Fatherhood Group Studies TV's Portrayal of Male Figures

By Cheryl K. Chumley | July 7, 2008 | 8:19 PM EDT


(CNSNews.com) - Children are adversely affected by television shows that portray fathers in a negative light, according to a study conducted of prime time broadcasts on six major networks.

"A large number of negative father portrayals is not healthy for the institution of fatherhood or for America's children," the National Fatherhood Initiative reported.

The NFI is a Maryland-based nonprofit, nonpartisan organization dedicated to promoting responsible fatherhood in hopes of decreasing crime, welfare dependency, and drug use, and of increasing the chances for juveniles to succeed in school.

"The combination of two factors make this report important reading for anyone concerned about the state of American society," said NFI President Wade F. Horn, Ph.D. "One, nearly 40 percent of America's children do not live with their biological father and two, television is arguably America's most powerful cultural institution.

"Thus," he continued, "for millions of American children, the only portrayal of what a father is and how a father should behave is found on television."

NFI rated 31 of 103 network situational comedy and drama shows that were all determined to have parent figures as "central, recurring" characters.

After watching at least two episodes of each show, analysts scored all using a one- to five-point scale on whether the mother and father were involved in various family activities; how often they engaged in conversation with their television children; whether they guided the children towards spiritual, emotional, mental, and moral growth, how competent the father and mother were portrayed; and whether the parents seemed to place their children as top priorities.

Shows that received between 20 and 25 points were "considered to offer a positive portrayal," NFI reported, while those with 15 to 19.9 points yielded a "mixed portrayal" rating and 14.9 points or less, a "negative portrayal."
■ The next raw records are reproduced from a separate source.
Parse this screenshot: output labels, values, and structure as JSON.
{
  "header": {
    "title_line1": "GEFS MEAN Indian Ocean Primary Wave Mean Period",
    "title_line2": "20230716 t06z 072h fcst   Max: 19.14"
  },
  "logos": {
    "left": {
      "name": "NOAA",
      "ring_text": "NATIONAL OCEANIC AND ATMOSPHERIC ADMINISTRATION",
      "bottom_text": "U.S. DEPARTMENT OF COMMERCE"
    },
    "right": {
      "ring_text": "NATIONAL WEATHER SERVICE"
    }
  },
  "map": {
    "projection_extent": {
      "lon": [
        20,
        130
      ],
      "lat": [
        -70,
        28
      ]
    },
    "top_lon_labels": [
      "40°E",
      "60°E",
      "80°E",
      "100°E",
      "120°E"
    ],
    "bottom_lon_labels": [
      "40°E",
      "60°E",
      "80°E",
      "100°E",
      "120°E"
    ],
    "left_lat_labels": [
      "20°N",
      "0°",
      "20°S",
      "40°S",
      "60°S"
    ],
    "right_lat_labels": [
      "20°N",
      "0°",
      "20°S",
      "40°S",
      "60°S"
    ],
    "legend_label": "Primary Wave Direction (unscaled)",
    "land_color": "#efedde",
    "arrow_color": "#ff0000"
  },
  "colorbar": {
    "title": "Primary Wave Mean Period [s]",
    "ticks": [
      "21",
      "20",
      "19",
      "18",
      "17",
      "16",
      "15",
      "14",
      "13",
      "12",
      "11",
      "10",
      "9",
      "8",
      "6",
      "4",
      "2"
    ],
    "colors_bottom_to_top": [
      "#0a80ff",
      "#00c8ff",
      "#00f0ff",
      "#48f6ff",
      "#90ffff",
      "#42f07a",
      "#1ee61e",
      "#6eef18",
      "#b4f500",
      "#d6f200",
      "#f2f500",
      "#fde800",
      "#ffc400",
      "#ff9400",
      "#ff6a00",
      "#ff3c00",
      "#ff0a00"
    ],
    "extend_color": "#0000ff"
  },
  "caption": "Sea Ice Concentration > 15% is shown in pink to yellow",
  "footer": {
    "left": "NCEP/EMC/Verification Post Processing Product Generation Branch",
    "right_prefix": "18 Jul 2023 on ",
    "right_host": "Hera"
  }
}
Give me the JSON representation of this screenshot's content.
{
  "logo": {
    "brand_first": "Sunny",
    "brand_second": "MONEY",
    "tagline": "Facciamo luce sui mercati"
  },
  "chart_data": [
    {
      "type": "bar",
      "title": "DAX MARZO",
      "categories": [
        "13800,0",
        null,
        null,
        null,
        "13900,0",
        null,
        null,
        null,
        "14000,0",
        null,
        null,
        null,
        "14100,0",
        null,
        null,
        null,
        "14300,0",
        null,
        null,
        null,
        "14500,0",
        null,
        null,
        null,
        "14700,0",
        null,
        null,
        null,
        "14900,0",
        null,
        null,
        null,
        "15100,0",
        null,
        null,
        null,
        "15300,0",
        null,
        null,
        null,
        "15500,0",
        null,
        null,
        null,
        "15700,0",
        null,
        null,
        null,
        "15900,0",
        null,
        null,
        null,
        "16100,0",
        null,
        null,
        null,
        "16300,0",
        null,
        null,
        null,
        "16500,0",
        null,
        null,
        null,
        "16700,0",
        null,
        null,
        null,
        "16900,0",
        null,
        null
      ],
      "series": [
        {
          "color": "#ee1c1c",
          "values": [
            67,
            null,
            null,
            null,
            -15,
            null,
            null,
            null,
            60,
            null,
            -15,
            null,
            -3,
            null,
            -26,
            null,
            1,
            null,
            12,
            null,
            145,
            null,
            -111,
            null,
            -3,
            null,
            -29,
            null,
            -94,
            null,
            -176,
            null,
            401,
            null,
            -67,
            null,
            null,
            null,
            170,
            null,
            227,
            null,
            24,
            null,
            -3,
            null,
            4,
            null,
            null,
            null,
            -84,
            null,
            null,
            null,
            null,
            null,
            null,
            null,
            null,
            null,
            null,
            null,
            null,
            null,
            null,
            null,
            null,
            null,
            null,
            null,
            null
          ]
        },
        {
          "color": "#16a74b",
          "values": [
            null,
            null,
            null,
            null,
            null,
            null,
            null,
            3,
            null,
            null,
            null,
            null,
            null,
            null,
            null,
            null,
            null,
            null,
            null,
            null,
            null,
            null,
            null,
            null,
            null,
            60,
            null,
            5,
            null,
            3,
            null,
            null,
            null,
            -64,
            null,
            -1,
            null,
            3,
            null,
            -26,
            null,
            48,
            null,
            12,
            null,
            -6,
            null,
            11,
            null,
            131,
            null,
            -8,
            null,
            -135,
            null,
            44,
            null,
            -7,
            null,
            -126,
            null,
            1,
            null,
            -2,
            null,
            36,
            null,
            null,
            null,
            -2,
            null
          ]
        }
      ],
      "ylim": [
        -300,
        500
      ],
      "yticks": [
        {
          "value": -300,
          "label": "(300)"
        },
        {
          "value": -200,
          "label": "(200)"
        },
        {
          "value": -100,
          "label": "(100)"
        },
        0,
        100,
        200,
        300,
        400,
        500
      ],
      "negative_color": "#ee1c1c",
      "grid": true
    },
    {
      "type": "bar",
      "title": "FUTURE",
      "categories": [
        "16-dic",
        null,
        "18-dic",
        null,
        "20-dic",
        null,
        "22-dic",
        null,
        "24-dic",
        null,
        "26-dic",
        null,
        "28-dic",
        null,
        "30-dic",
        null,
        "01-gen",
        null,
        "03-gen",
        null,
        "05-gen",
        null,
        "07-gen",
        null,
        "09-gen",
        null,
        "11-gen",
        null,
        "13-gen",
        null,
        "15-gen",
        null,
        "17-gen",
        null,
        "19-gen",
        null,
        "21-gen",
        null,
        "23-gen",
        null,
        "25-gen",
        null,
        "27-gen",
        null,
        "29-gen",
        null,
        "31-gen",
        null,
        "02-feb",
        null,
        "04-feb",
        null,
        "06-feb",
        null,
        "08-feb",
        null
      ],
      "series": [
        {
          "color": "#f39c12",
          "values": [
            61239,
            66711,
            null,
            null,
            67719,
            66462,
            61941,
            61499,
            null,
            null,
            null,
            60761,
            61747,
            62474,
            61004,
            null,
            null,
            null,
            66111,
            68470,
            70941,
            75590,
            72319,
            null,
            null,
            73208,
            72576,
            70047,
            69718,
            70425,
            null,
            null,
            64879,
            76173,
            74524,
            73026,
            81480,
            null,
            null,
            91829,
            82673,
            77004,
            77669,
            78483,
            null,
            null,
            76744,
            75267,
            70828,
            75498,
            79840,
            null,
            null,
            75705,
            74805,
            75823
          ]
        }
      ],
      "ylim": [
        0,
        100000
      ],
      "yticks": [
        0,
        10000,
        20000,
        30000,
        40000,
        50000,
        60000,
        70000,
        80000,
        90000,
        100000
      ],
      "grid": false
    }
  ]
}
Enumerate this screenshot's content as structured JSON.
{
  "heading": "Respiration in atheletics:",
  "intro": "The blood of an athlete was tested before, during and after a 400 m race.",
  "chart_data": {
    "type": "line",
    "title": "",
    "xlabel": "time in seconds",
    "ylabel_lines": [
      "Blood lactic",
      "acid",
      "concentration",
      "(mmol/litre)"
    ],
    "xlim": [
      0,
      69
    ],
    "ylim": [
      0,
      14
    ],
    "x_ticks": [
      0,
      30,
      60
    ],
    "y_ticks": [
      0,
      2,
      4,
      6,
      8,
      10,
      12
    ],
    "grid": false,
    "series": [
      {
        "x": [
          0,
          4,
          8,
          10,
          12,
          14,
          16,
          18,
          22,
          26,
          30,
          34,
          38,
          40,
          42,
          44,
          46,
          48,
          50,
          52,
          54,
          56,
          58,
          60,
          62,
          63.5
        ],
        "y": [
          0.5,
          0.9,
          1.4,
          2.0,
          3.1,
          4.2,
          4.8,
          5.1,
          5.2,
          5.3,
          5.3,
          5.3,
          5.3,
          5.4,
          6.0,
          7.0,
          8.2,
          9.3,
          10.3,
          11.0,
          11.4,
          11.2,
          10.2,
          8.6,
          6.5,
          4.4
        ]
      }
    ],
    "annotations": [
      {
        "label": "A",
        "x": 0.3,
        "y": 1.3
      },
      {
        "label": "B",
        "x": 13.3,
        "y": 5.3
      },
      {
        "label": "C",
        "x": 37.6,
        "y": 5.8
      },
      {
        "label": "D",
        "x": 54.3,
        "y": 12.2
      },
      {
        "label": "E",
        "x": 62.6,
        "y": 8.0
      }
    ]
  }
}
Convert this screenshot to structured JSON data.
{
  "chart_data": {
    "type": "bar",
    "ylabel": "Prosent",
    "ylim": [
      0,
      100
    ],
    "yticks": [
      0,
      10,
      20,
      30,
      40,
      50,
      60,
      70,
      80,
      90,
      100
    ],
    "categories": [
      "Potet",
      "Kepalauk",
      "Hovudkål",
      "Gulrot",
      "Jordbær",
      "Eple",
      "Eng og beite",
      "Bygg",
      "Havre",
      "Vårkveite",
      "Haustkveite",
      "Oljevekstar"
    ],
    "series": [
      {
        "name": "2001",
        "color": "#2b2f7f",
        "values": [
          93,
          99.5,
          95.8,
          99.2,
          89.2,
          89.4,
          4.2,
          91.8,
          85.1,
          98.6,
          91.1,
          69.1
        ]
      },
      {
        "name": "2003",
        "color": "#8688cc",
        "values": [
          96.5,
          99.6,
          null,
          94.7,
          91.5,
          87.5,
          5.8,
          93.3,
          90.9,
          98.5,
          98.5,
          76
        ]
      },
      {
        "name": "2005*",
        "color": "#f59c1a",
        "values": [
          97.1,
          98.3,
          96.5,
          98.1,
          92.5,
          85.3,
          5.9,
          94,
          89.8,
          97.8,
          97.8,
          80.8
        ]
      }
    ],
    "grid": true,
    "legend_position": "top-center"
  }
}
"The average rating for mothers was almost 19.3," Horn reported, "which is a fairly positive portrayal. For fathers, the average rating was 17.6, very much a mixed portrayal."

More importantly, however, he continued, were those findings that indicated fathers were "eight times more likely to be portrayed negatively compared to mothers."

UPN and the WB network had the least number of shows with a father as a recurring character, but the highest rating for "quality of portrayal" in the few shows offering fatherhood themes. NBC's Daddio was rated the best, with a 24.9 score.

Fox network was noted in both best and worst categories for its broadcasts of Get Real (22.7 points) and Titus (7.4 points), respectively.

A spokesperson for Fox did not return a telephone call seeking comment on whether the network believed television shows could impact children's views of fatherhood.

But Robert Knight, senior director of cultural studies at the Family Research Council and author of a book that addresses elements of the NFI study entitled "Age of Consent: The Rise of Relativism and the Corruption of Popular Culture," agreed with the NFI assessment, that the profusion of negative father portrayals was "unhealthy" for America's youth.

"If there was [a plethora] of honorable dads on TV, then the occasional deadbeat dad wouldn't make much difference," Knight said. "But there aren't ... and the dads that are on, tend to be fools and are routinely humiliated by their wives and children."

For children without male role models in their lives, watching such shows can give them a skewed image of fatherhood, Knight continued, blaming Hollywood in part for its failure to "discern the impact of its portrayals on impressionable children."